Hey guys, been a while hasn't it? I'm sorry for that and I'm going to give an explanation on why I haven't been updating and why I probably won't be updating for a while.
The first thing has to do with my work. I've just recently came back for a regimental sized field exercise and have been doing things prior to that as well. The army also has me working more than usual this summer and I might be posted away from home for a couple of months or so. And even if I'm not, there's tasking that'll require my attention. When I do get posted away for a tasking, I don't know if I'll be able to bring my laptop and work on writing in my free time. And speaking of that...
My second reason I haven't been updating on this fic is because I've been working on other pieces of writing. Namely, my three original stories. And because I'm a slow writer, it's going to be a while before I finish them. I'll still try and update this fic when I get into the mood, but I have yet to find it. I've just felt more like working on my original works.
Third is because I've of things going around the house as is. Mostly fixing up the new house that my guardians want to move in. Renovating an entire house that was basically abandoned and left for the homeless to squat in for many years is a daunting task.

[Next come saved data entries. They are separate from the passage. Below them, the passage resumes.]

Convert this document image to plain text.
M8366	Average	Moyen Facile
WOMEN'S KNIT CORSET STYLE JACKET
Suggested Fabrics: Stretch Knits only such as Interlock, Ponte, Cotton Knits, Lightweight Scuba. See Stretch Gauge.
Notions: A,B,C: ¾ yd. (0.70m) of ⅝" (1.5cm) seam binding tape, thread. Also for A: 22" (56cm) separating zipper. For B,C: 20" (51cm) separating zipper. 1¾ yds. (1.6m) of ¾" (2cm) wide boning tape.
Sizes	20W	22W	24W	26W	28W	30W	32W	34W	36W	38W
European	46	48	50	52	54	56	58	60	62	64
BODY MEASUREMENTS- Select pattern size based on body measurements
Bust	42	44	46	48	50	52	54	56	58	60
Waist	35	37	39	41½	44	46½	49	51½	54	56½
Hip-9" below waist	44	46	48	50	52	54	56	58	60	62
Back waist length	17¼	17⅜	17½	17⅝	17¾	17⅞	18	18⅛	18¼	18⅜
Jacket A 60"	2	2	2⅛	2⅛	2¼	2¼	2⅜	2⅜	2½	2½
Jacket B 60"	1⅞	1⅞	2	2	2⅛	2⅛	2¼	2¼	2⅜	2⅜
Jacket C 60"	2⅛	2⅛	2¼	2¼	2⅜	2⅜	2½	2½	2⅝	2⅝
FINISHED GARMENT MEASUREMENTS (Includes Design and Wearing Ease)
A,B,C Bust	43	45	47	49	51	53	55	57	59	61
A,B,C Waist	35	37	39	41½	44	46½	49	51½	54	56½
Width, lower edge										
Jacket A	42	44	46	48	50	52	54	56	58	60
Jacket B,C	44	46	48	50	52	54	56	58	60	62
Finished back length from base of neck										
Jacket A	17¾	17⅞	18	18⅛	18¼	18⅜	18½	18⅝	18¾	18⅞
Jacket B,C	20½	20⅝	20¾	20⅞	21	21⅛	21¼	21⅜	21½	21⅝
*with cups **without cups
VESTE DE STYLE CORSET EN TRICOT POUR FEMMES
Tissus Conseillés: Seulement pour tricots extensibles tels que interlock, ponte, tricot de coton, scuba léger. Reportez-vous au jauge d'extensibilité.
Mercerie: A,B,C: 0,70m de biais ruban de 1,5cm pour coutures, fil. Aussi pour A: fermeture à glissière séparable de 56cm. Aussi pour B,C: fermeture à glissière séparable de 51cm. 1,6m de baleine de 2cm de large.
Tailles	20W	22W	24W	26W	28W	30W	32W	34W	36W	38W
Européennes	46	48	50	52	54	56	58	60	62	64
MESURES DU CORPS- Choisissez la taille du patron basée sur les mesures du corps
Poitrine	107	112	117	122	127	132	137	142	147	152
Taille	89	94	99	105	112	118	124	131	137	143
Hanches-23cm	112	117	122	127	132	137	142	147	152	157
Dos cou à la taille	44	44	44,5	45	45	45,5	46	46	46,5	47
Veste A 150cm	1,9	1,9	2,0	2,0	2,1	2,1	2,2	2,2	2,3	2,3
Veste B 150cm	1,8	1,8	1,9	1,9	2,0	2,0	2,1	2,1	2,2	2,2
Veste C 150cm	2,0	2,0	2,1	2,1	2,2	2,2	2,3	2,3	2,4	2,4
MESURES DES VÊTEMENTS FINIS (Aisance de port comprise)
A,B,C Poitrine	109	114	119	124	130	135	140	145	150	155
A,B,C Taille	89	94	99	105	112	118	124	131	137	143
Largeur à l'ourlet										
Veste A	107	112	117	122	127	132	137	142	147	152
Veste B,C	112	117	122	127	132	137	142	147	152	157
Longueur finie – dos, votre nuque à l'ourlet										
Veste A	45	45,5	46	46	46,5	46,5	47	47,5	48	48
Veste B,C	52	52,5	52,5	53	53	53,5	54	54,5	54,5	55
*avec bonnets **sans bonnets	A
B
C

Forth is because I've just wanted a little time to relax. I've just been trolling youtube and watching funny animated stories and true scary stories for the most part. I've also been watching some animes on my own and television shows with my brother.
So that's my updating reasons.
If you're wondering how I'm doing, I'm doing alright. During the field exercise, I felt as if I just needed to get away from everything and take a break from life. I got to reflect on things and felt refreshed at times. It was fun. There were things that pissed me off, but that's life, I guess.
I'm not going to lie when I say that in my quest for sobriety, I fell off the wagon a couple of times, but I've been clean for a while, and I think that my mind is healing somewhat. I'm less angry, less sad, am able to concentrate better, and am feeling less tired all the time. I have a better outlook on life instead of a more cynical outlook.
Of course, I'm still struggling with my mental illnesses, but I find that I'm in a love hate relationship with them.
Anyway, I hope you guys understand.
For those interested in my original work, I made a fictionpress account a while ago and had posted some stuff on there, but deleted them for the sake of re-editing. Right now, the first arc of my school shooting story is up. It's called: Children Of Rage And Love.
It tells of a school shooting (obviously) and the after effects. I might post more chapters of that story, but I'm thinking that it'll be when I complete the second arc.
The second story I've been working on is called: Second Chances.
It tells of a school camping trip that went wrong, and years later, how someone reluctantly returns to the camp and tries to make sure history doesn't repeat itself.
I've finished one arc and am pretty proud/okay with it.
The third story is called: If I Fall.
It's about a despondent ex-soldier and a depressed girl forming an odd friendship as they face the demons of their past and injustice.
I'll post some of them on fictionpress after some editing someday to see what people think of it.